Workflow for a Multi-Interpreter Thread:

  1. Creation: Create a subinterpreter using Py_NewInterpreter() or Py_NewInterpreterFromConfig(). This automatically creates a PyThreadState for the current OS thread.
  2. Execution: Run Python code. The GIL is automatically held for the new interpreter.
  3. Context Switching: To move an OS thread from Interpreter A to Interpreter B:
  4. Release GIL/ThreadState in Interpreter A using PyThreadState_Swap(NULL).
  5. Acquire/Set ThreadState for Interpreter B using PyThreadState_Swap(tstate_B).

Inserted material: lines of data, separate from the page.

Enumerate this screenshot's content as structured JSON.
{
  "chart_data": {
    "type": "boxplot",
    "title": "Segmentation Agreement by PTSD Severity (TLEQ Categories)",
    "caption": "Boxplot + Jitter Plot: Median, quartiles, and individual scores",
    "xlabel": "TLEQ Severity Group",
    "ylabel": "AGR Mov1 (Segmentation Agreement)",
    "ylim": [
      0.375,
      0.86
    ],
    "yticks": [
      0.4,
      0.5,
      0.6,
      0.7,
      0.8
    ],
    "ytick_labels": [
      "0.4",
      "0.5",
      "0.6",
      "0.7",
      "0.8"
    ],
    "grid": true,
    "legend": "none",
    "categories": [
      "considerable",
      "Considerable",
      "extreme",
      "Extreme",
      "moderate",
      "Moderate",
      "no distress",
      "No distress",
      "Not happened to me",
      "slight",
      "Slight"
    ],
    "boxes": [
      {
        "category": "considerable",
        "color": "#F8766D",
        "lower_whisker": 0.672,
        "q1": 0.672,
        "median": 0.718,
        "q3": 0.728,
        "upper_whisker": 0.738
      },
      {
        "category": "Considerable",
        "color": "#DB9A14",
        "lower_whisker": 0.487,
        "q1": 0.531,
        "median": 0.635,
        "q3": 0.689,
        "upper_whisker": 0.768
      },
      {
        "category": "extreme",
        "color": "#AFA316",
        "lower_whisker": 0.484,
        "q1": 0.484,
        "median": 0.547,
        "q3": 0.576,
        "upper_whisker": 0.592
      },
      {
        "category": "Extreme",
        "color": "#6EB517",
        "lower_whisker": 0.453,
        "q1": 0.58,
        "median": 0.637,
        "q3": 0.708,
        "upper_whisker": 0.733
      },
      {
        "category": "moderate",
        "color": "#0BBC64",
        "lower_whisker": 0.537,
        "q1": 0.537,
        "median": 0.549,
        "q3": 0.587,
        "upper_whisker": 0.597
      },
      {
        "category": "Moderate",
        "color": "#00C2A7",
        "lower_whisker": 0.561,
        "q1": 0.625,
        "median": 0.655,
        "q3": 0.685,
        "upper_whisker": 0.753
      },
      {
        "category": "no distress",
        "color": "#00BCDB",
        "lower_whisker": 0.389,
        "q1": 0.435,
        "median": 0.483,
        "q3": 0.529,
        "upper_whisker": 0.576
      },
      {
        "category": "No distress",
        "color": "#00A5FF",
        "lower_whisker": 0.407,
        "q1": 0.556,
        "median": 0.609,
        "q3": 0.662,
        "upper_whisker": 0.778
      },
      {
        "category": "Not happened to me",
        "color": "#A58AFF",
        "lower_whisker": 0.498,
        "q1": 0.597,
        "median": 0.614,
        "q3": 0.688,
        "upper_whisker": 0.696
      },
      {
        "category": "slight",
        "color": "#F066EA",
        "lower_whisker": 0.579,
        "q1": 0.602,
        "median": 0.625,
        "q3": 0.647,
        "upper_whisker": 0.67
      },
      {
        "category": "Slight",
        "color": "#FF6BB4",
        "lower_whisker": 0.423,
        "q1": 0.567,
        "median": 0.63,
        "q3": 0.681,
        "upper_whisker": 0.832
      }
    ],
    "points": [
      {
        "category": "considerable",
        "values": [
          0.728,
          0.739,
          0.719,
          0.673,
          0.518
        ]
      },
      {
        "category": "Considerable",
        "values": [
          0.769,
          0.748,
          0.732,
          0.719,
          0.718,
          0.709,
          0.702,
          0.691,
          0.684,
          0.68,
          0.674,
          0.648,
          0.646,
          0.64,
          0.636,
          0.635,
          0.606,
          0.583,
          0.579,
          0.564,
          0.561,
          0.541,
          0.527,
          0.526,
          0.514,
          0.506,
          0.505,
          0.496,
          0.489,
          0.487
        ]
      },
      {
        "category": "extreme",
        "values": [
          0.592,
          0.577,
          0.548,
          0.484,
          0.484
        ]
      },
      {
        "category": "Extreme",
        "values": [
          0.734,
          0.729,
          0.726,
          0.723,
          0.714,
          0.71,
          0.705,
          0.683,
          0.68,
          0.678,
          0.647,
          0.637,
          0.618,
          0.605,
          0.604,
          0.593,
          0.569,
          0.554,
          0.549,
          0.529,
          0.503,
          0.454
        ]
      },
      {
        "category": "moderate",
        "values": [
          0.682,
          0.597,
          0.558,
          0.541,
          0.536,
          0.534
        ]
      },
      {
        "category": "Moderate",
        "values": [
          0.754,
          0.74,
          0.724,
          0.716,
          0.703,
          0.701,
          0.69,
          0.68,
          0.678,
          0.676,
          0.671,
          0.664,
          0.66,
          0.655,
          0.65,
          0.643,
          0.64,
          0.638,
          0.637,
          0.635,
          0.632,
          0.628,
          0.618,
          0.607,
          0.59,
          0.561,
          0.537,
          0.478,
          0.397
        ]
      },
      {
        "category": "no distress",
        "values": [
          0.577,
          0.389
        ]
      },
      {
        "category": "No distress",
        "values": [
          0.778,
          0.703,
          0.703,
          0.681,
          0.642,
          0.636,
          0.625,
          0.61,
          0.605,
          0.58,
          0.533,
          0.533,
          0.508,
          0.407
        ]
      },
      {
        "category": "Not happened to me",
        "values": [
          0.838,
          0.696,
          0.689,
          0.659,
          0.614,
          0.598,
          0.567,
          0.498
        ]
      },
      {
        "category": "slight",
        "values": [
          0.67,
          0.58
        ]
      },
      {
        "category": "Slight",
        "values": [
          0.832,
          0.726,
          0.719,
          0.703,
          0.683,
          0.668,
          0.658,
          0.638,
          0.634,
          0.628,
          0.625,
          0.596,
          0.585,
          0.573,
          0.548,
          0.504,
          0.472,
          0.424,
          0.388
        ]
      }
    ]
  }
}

  6. Finalization: Call Py_EndInterpreter(tstate) to clean up the subinterpreter.


Summary of Best Practices

Scenario Recommended Approach
C Callback from unknown thread Use PyGILState_Ensure() and PyGILState_Release().
I/O or Math heavy tasks Wrap the code in Py_BEGIN_ALLOW_THREADS and Py_END_ALLOW_THREADS.
Parallelism (Multi-core) Use Py_NewInterpreterFromConfig with PyInterpreterConfig_OWN_GIL.
Background C Threads Manually create a PyThreadState using PyThreadState_New() before interacting with Python.

Critical Safety Rules

  1. Deadlocks: Be cautious when acquiring multiple locks (C mutexes + the GIL) to avoid circular dependencies.
  2. Consistency: Every Ensure must have a Release, and every BEGIN_ALLOW must have an END_ALLOW.
  3. Isolation: When using subinterpreters, ensure that your C extension does not share mutable global state across interpreters unless that state is protected by its own C-level mutex.
  4. No Python API without GIL: Calling almost any Py* function without holding the GIL will result in immediate undefined behavior or a segmentation fault.